Swift generic function calling function with return type overload

Question

just a quick question. I have the following code, which works just fine:

class obA: Printable {
    var description: String { get { return "obA" } }
}

class obB: Printable {
    var description: String { get { return "obB" } }
}


func giveObject() -> obA { return obA() }
func giveObject() -> obB { return obB() }

var a: obA = giveObject()
var b: obB = giveObject()

println(a)
println(b)

The right variant of giveObject is being called and all is well. Of course this is just a simplified case, in reality in my project there are several dozens of overloads of 'giveObject', all differing in return type. Now, I want to make a generic function to parse all these things. So, next step:

func giveGeneric<T>() -> T {
    return giveObject()
}

var c: obA = giveGeneric()
println(c)

And this complains about ambiguous use of giveObject. I can understand where the error comes from, but I don't see right away how I can solve it and use a construct like this...

Answer 1

First of all just a note.

If the generic type of giveGeneric is simply T, then it can be anything (a String, an Int, ...). So how should giveObject() react in this case?

I mean, if you write:

let word : String = giveGeneric()

internally your generic function calls something like:

let result : String = giveObject() // Ambiguous use of giveObject

My solution

I declared a protocol as follow:

protocol MyObject {
    init()
}

Then I made your 2 classes conform to the protocol

class obA: Printable, MyObject {
    var description: String { get { return "obA" } }
    required init() {}
}

class obB: Printable, MyObject {
    var description: String { get { return "obB" } }
    required init() {}
}

Finally I can write this

func giveGeneric<T:MyObject>() -> T {
    return T()
}

Now I can use it:

let a1 : obA = giveGeneric()
let b1 : obB = giveGeneric()

You decide if this is the solution you were looking for or simply a workaround.

Answer 2

That cannot work, even if you implement a giveObject function for any possible type. Since T can be any type, the giveGeneric method cannot determine the correct overload to invoke.

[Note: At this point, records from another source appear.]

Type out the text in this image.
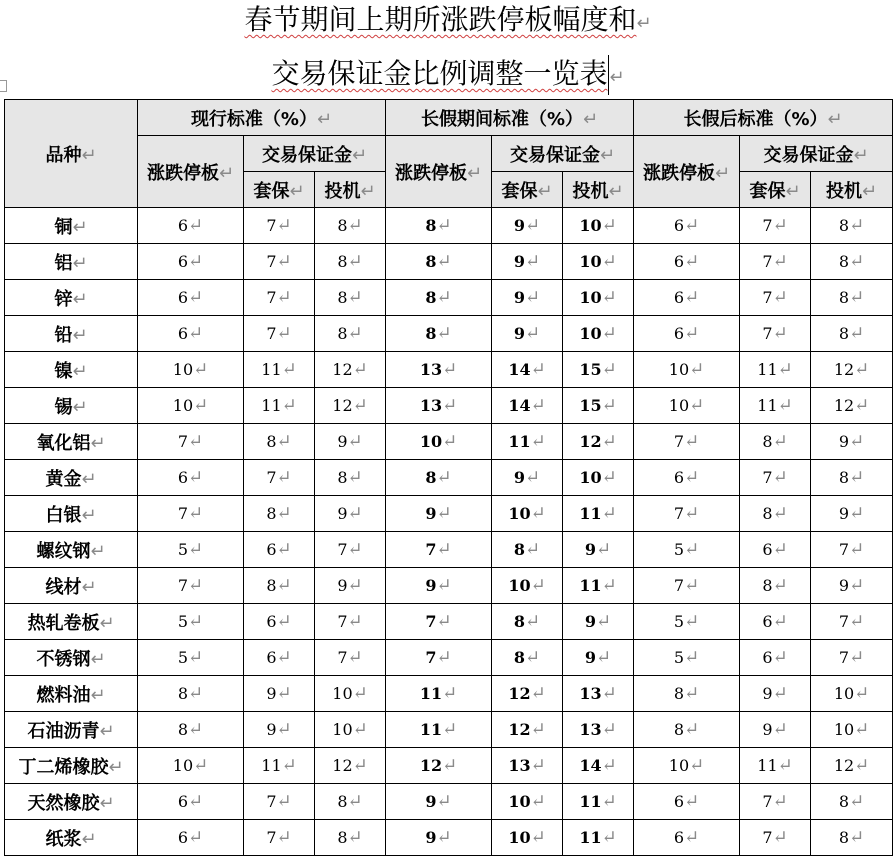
春节期间上期所涨跌停板幅度和↵
交易保证金比例调整一览表 ↵
品种↵	现行标准（%）↵			长假期间标准（%）↵			长假后标准（%）↵		
	涨跌停板↵	交易保证金↵		涨跌停板↵	交易保证金↵		涨跌停板↵	交易保证金↵	
		套保↵	投机↵		套保↵	投机↵		套保↵	投机↵
铜↵	6↵	7↵	8↵	8↵	9↵	10↵	6↵	7↵	8↵
铝↵	6↵	7↵	8↵	8↵	9↵	10↵	6↵	7↵	8↵
锌↵	6↵	7↵	8↵	8↵	9↵	10↵	6↵	7↵	8↵
铅↵	6↵	7↵	8↵	8↵	9↵	10↵	6↵	7↵	8↵
镍↵	10↵	11↵	12↵	13↵	14↵	15↵	10↵	11↵	12↵
锡↵	10↵	11↵	12↵	13↵	14↵	15↵	10↵	11↵	12↵
氧化铝↵	7↵	8↵	9↵	10↵	11↵	12↵	7↵	8↵	9↵
黄金↵	6↵	7↵	8↵	8↵	9↵	10↵	6↵	7↵	8↵
白银↵	7↵	8↵	9↵	9↵	10↵	11↵	7↵	8↵	9↵
螺纹钢↵	5↵	6↵	7↵	7↵	8↵	9↵	5↵	6↵	7↵
线材↵	7↵	8↵	9↵	9↵	10↵	11↵	7↵	8↵	9↵
热轧卷板↵	5↵	6↵	7↵	7↵	8↵	9↵	5↵	6↵	7↵
不锈钢↵	5↵	6↵	7↵	7↵	8↵	9↵	5↵	6↵	7↵
燃料油↵	8↵	9↵	10↵	11↵	12↵	13↵	8↵	9↵	10↵
石油沥青↵	8↵	9↵	10↵	11↵	12↵	13↵	8↵	9↵	10↵
丁二烯橡胶↵	10↵	11↵	12↵	12↵	13↵	14↵	10↵	11↵	12↵
天然橡胶↵	6↵	7↵	8↵	9↵	10↵	11↵	6↵	7↵	8↵
纸浆↵	6↵	7↵	8↵	9↵	10↵	11↵	6↵	7↵	8↵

The only way I can think of is by creating a huge swift with as many cases as the number of types you want to handle:

func giveGeneric<T>() -> T? {
    switch "\(T.self)" {
    case "\(obA.self)":
        return giveObject() as obA as? T
    case "\(obB.self)":
        return giveObject() as obB as? T
    default:
        return .None
    }
}

But I don't think I would use such a solution even with a gun pointed at my head - it's really ugly.

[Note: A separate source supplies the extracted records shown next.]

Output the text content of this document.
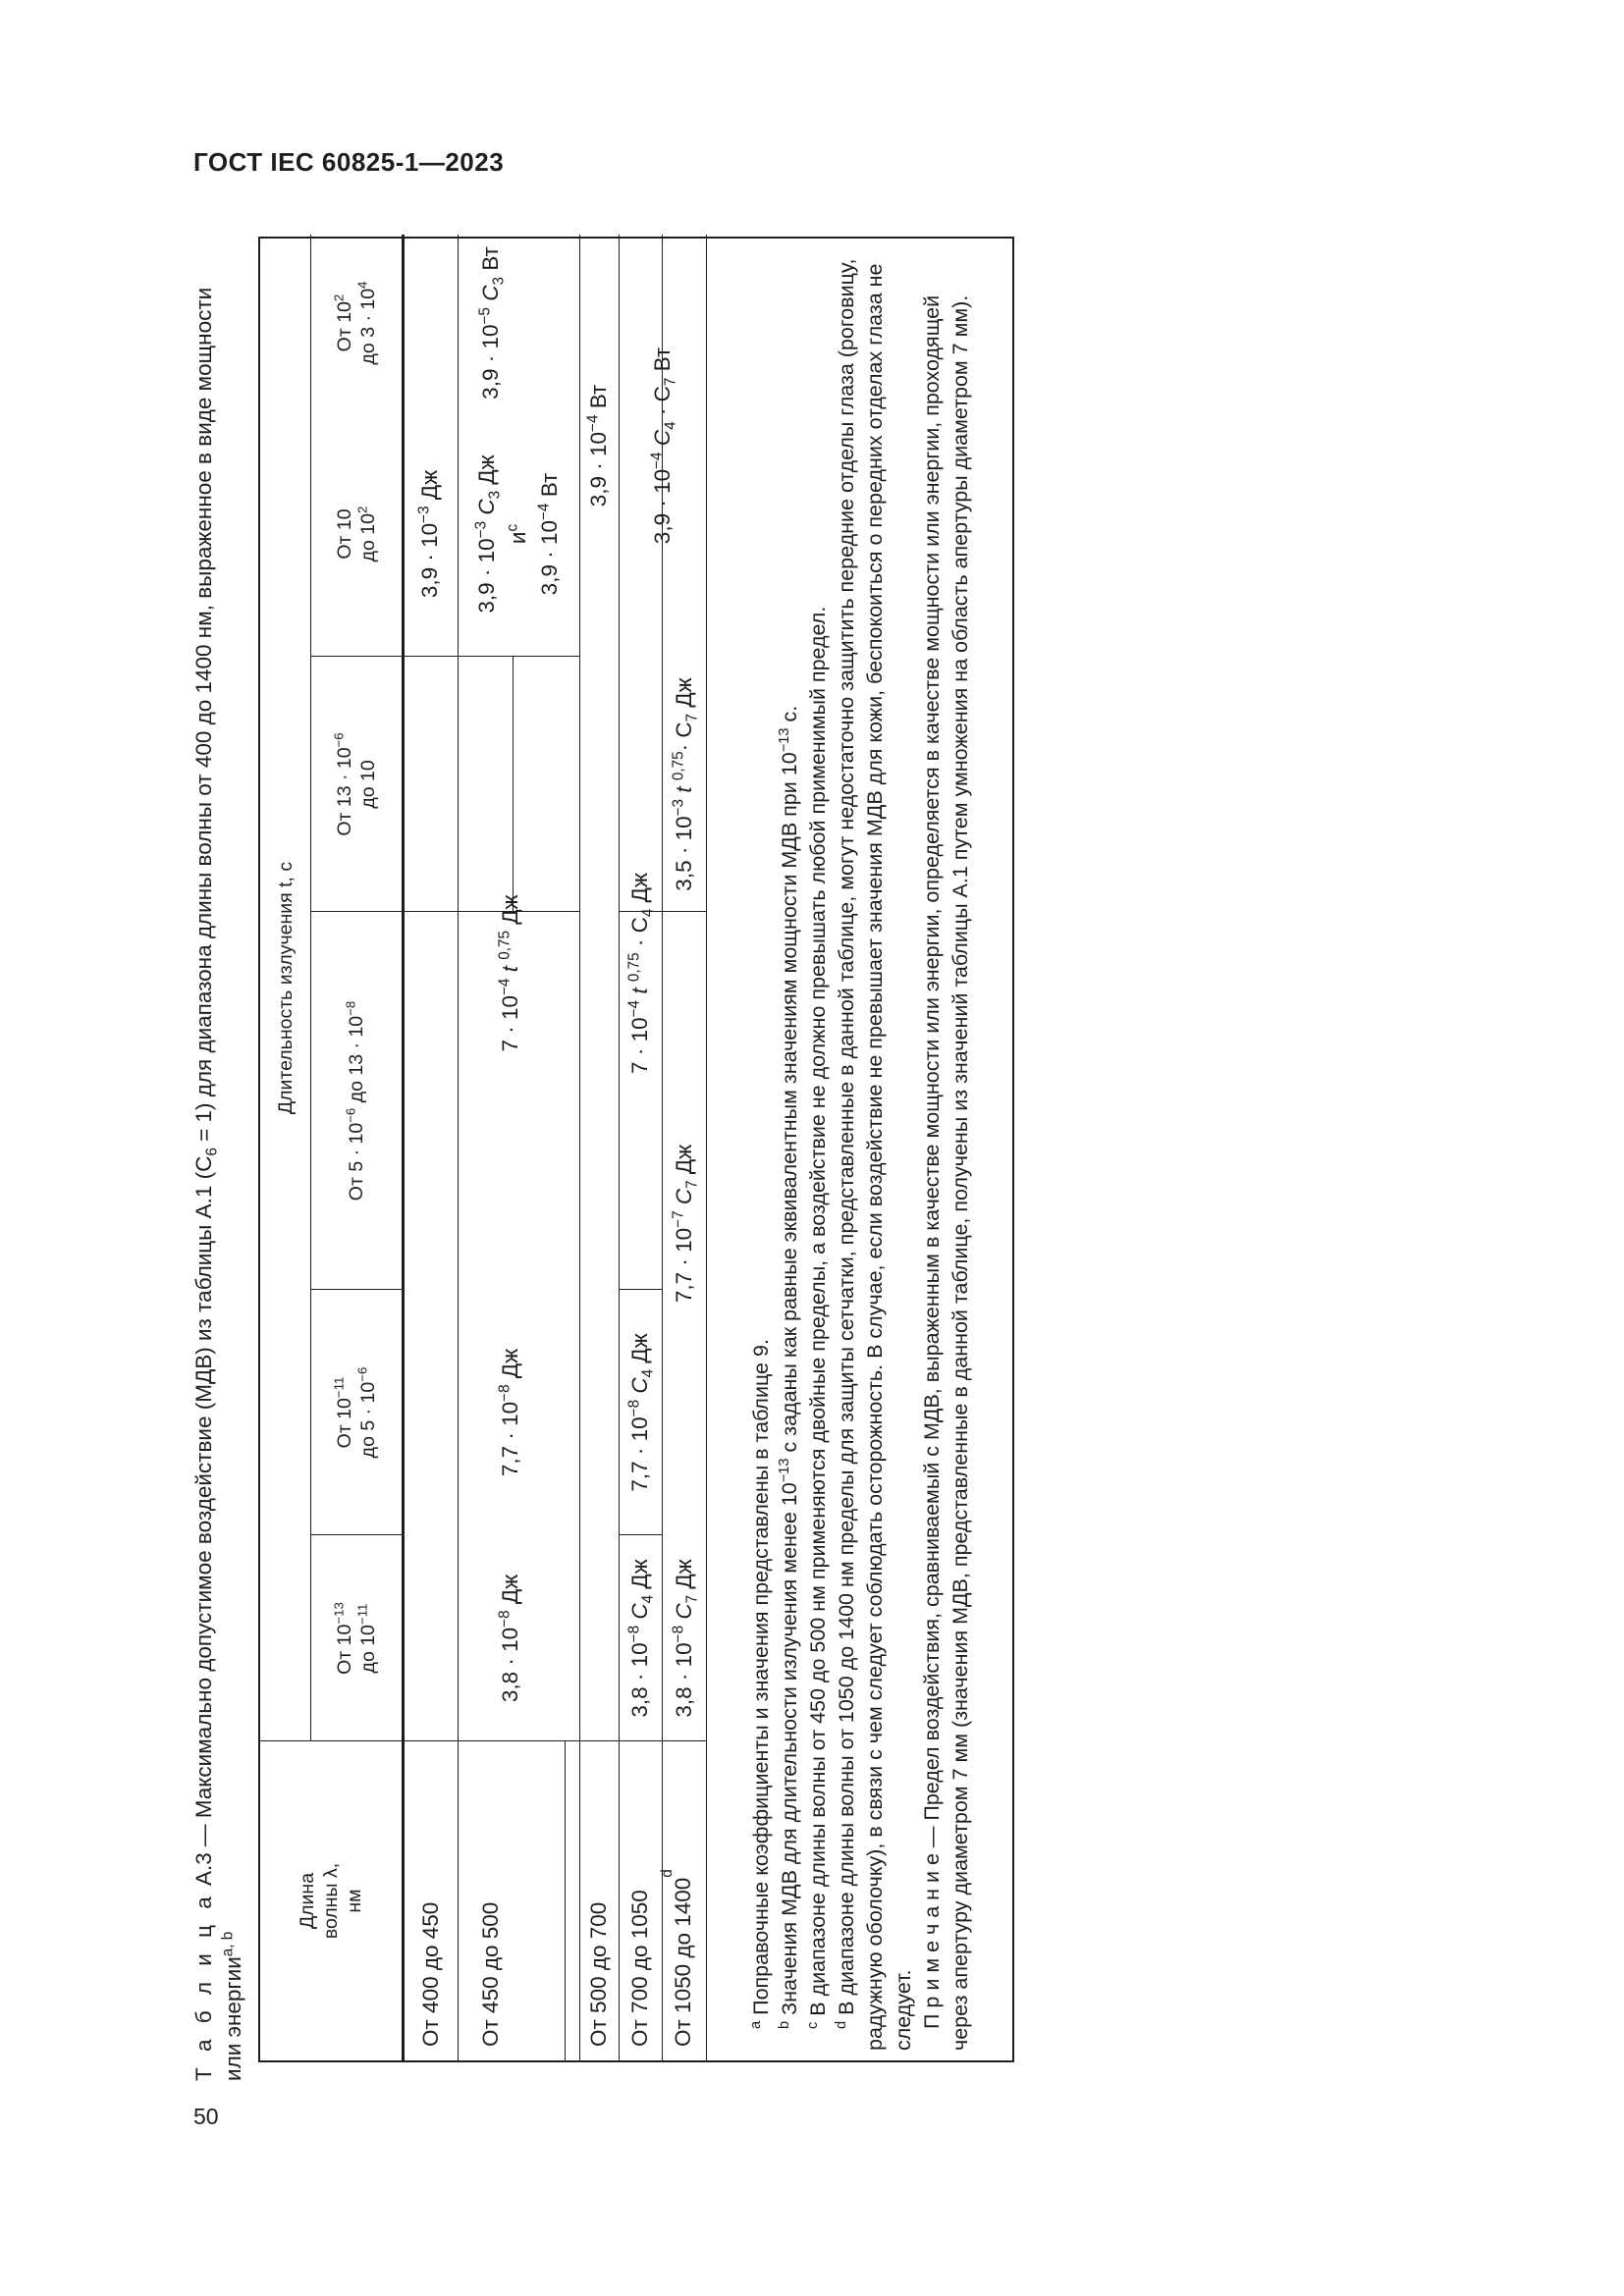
ГОСТ IEC 60825-1—2023
50
Т а б л и ц а A.3 — Максимально допустимое воздействие (МДВ) из таблицы А.1 $(C_6 = 1)$ для диапазона длины волны от 400 до 1400 нм, выраженное в виде мощности или энергии$^{a, b}$
Длина волны λ, нм
Длительность излучения t, с
От $10^{-13}$
до $10^{-11}$
От $10^{-11}$ до $5 \cdot 10^{-6}$
От $5 \cdot 10^{-6}$ до $13 \cdot 10^{-8}$
От $13 \cdot 10^{-6}$
до 10
От 10 до $10^2$
От $10^2$ до $3 \cdot 10^4$
От 400 до 450 От 450 до 500	От 500 до 700 От 700 до 1050 От 1050 до 1400
d
$3,8 \cdot 10^{-8}$ Дж
$7,7 \cdot 10^{-8}$ Дж
$7 \cdot 10^{-4}$ t $^{0,75}$ Дж
$3,9 \cdot 10^{-3}$ Дж
$3,9 \cdot 10^{-3}$ $C_3$ Дж
$и^c$ $3,9 \cdot 10^{-4}$ Вт
$3,9 \cdot 10^{-5}$ $C_3$ Вт
$3,9 \cdot 10^{-4}$ Вт
$3,8 \cdot 10^{-8}$ $C_4$ Дж
$7,7 \cdot 10^{-8}$ $C_4$ Дж
$7 \cdot 10^{-4}$ t $^{0,75} \cdot C_4$ Дж
$3,9 \cdot 10^{-4}$ $C_4 \cdot C_7$ Вт
$3,8 \cdot 10^{-8}$ $C_7$ Дж
$7,7 \cdot 10^{-7}$ $C_7$ Дж
$3,5 \cdot 10^{-3}$ t $^{0,75}\cdot C_7$ Дж
$^a$ Поправочные коэффициенты и значения представлены в таблице 9.
$^b$ Значения МДВ для длительности излучения менее $10^{-13}$ с заданы как равные эквивалентным значениям мощности МДВ при $10^{-13}$ с.
$^c$ В диапазоне длины волны от 450 до 500 нм применяются двойные пределы, а воздействие не должно превышать любой применимый предел.
$^d$ В диапазоне длины волны от 1050 до 1400 нм пределы для защиты сетчатки, представленные в данной таблице, могут недостаточно защитить передние отделы глаза (роговицу, радужную оболочку), в связи с чем следует соблюдать осторожность. В случае, если воздействие не превышает значения МДВ для кожи, беспокоиться о передних отделах глаза не следует. П р и м е ч а н и е — Предел воздействия, сравниваемый с МДВ, выраженным в качестве мощности или энергии, определяется в качестве мощности или энергии, проходящей через апертуру диаметром 7 мм (значения МДВ, представленные в данной таблице, получены из значений таблицы А.1 путем умножения на область апертуры диаметром 7 мм).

If in all your cases you create instances using a parameterless constructor, then you might create a protocol and constraint the T generic type to implement it:

protocol Instantiable {
    init()
}

func giveGeneric<T: Instantiable>() -> T {
    return T()
}

You can use with built-in as well as new types - for instance:

extension String : Instantiable {
    // `String` already implements `init()`, so nothing to add here
}

let s: String = giveGeneric()

Alternatively, if you prefer you can make the protocol declare a static giveObject method rather than a parameterless constructor:

protocol Instantiable {
    static func giveObject() -> Self
}

func giveGeneric<T: Instantiable>() -> T {
    return T.giveObject()
}

extension String : Instantiable {
    static func giveObject() -> String {
        return String()
    }
}

let s: String = giveGeneric()